La noticia más predecible de la reciente elección municipal fue la alta abstención electoral. Sólo un tercio de las personas con derecho a voto concurrió a elegir alcaldes y concejales el domingo 23. Siguiendo la tendencia de las últimas décadas, la abstención superó todas las cifras anteriores y llevó a muchos a preguntarse hasta cuándo se puede seguir bajando. ¿Qué porcentaje de abstención marcará el momento en que el sistema democrático representativo se haga simplemente inviable?
No tardó en surgir entre los políticos el mea culpa por la aprobación del voto voluntario. En su momento muchos pensaron que era un precio justo a pagar por la inscripción automática. Hoy responsabilizan a la reforma electoral por la baja participación de la ciudadanía en las elecciones y llaman a reponer el voto obligatorio. Estos análisis, sin embargo, confunden el síntoma con la enfermedad.

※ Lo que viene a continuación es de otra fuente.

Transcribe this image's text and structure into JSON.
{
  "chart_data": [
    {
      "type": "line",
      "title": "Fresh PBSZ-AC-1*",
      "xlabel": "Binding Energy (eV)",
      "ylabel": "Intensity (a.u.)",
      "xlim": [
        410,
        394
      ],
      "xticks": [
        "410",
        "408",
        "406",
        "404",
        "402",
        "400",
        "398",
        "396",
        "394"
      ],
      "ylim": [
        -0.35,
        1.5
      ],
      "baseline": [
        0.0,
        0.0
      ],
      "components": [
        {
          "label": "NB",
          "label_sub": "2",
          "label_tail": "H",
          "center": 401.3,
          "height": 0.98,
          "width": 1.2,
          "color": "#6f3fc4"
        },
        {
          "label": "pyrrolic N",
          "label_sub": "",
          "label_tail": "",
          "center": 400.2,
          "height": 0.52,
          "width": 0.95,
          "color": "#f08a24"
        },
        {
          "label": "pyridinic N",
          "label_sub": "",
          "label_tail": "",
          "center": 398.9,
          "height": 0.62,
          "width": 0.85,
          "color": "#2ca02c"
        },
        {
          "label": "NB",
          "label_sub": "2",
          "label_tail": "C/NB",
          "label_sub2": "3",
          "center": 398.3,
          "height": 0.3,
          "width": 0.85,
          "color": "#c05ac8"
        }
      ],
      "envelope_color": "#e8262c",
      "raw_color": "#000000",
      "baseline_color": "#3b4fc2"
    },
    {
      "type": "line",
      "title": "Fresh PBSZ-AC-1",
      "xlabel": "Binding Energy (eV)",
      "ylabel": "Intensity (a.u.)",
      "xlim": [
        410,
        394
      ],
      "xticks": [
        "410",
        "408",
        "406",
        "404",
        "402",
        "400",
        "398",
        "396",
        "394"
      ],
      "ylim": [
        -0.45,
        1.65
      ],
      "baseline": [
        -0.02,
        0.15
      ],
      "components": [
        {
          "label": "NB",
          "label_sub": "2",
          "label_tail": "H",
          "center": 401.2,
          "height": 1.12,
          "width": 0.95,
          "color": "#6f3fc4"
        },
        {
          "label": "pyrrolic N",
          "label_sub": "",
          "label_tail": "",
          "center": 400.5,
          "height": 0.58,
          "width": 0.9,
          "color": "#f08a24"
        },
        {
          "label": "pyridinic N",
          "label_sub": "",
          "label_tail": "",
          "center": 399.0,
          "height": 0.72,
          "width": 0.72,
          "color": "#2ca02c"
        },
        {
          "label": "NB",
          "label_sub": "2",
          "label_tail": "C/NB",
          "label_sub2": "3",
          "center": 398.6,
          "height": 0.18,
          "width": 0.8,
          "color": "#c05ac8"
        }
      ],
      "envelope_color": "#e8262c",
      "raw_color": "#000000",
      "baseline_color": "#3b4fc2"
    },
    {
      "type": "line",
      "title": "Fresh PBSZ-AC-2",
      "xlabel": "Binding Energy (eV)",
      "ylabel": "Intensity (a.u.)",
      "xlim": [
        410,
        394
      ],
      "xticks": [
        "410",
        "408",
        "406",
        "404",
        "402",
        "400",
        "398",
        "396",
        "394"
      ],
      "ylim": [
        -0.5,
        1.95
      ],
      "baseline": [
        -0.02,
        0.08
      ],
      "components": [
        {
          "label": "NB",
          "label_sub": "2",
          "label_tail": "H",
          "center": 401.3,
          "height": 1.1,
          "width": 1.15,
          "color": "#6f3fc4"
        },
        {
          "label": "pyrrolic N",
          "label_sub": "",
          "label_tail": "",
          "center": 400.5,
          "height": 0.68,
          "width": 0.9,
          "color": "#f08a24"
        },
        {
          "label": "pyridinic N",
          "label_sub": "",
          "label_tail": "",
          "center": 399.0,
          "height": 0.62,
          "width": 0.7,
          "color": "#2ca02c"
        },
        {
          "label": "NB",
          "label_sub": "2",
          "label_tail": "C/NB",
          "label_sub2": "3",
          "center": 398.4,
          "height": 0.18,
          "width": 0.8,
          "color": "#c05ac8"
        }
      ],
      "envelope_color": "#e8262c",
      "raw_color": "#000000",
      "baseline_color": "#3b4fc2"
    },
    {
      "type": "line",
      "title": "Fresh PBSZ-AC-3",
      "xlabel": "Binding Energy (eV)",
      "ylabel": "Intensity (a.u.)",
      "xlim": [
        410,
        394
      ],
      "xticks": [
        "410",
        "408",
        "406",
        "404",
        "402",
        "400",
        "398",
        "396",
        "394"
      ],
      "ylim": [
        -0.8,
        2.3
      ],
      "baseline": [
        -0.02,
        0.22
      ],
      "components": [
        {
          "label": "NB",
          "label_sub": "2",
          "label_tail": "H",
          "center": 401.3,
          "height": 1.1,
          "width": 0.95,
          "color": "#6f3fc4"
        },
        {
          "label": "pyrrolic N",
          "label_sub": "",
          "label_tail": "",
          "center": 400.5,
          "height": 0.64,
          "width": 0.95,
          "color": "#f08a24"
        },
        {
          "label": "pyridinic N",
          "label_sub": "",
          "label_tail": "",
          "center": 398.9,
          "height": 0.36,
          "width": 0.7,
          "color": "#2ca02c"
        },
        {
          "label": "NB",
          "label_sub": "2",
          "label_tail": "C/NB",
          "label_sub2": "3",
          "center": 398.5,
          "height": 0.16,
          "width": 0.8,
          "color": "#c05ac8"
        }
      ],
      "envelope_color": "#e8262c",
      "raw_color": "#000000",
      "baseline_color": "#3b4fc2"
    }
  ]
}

El voto voluntario instaurado en 2012 vino a agravar una paulatina pero sostenida baja de participación electoral que se venía produciendo desde antes y que se hizo más abrupta a partir del voto voluntario. La baja participación electoral es un problema en sí mismo porque pone en cuestión la autoridad de nuestros representantes. Pero la abstención refleja desafíos más de fondo, que no se curan con una reforma a la ley electoral.
¿Cómo interpretar la creciente abstención electoral? Según la Encuesta Auditoría a la Democracia 2016 del PNUD, un 40 por ciento de quienes no concurrieron a las urnas en la elección presidencial de 2013 declara que no votó porque la política no le interesa; un 20 por ciento por razones como que le dio lata, estaba enfermo, perdió el carnet, estaba lejos del lugar de votación o no sabía dónde votar. Un 12 por ciento no votó porque pensaba que el voto no cambiaría nada, un 11 por ciento porque no le gustaba ningún candidato y un 3 por ciento para protestar contra el sistema.
Tras los resultados de las elecciones, se han escuchado hipótesis que tienen, en verdad, escasa fiabilidad. Desde la derecha se ha señalado que la abstención es un claro indicador de rechazo a las reformas políticas impulsadas por el gobierno y su afán de cambiarlo todo a un ritmo acelerado. Desde la izquierda, se ha dicho que es una muestra de descontento frente a la insuficiencia de esas mismas reformas y su inhabilidad de generar cambios genuinos hacia una mejor distribución del poder.
Analistas liberales han opinado que la abstención es un signo de madurez política y confianza en que las cosas van a funcionar más o menos bien independiente de quién esté al mando. Aquellos de orientación más republicana apuntan, por el contrario, a la privatización de una ciudadanía que escoge entre los productos políticos como quien va de compras, y que entiende su participación política como una cuestión exclusivamente de derechos y no de responsabilidad hacia la comunidad.
Lo cierto es que la abstención electoral es difícil de leer. Como señala el PNUD, sólo un 3 por ciento de quienes no votaron en 2013 tomaron esta decisión en función de su rechazo al sistema político. Los demás exhiben una actitud más asimilable a la apatía y el desinterés.
Ni los discursos paternalistas sobre la falta de formación cívica de los chilenos ni la respuesta fácil de una reforma legal para reponer el voto obligatorio parecen vías adecuadas para revertir la elevada abstención electoral. Habría que preguntarse, en cambio, por qué cada vez más chilenas y chilenos sienten que su voto es irrelevante. Una “cultura” del sistema binominal –el sistema electoral de las parlamentarias, no de las municipales, que garantizaba en la gran mayoría de los casos la elección de un candidato por coalición en cada circunscripción, y por ende un empate en el Congreso—tal vez haya contribuido a la insatisfacción con las elecciones. Una política cupular, poco permeable a la ciudadanía, generó por años la percepción de que lo relevante no se decidía en las urnas sino en otro lugar, a puertas cerradas.
Las encuestas vienen mostrando desde los 2000 un distanciamiento entre elites y sociedad y una creciente desconfianza en las instituciones y los partidos políticos. Los escándalos sobre financiamiento ilegal de la política acrecentaron en los últimos años esta mirada crítica. Mejorar la regulación del dinero en política y la transparencia en los partidos es indispensable para revertir esa percepción. Los partidos y las elecciones son elementos indispensables en toda democracia.
Es cierto que la ciudadanía no se agota en el voto. Los movimientos sociales, la opinión pública y las organizaciones sociales son también espacios cruciales para el ejercicio de ciudadanía. Pero también es cierto que la representación debe ser participativa si aspira a ser verdaderamente representativa. La representación requiere participación. Y lo contrario de la participación no es, como argumentan algunos críticos de la democracia representativa, la representación. Lo contrario de la participación es la abstención.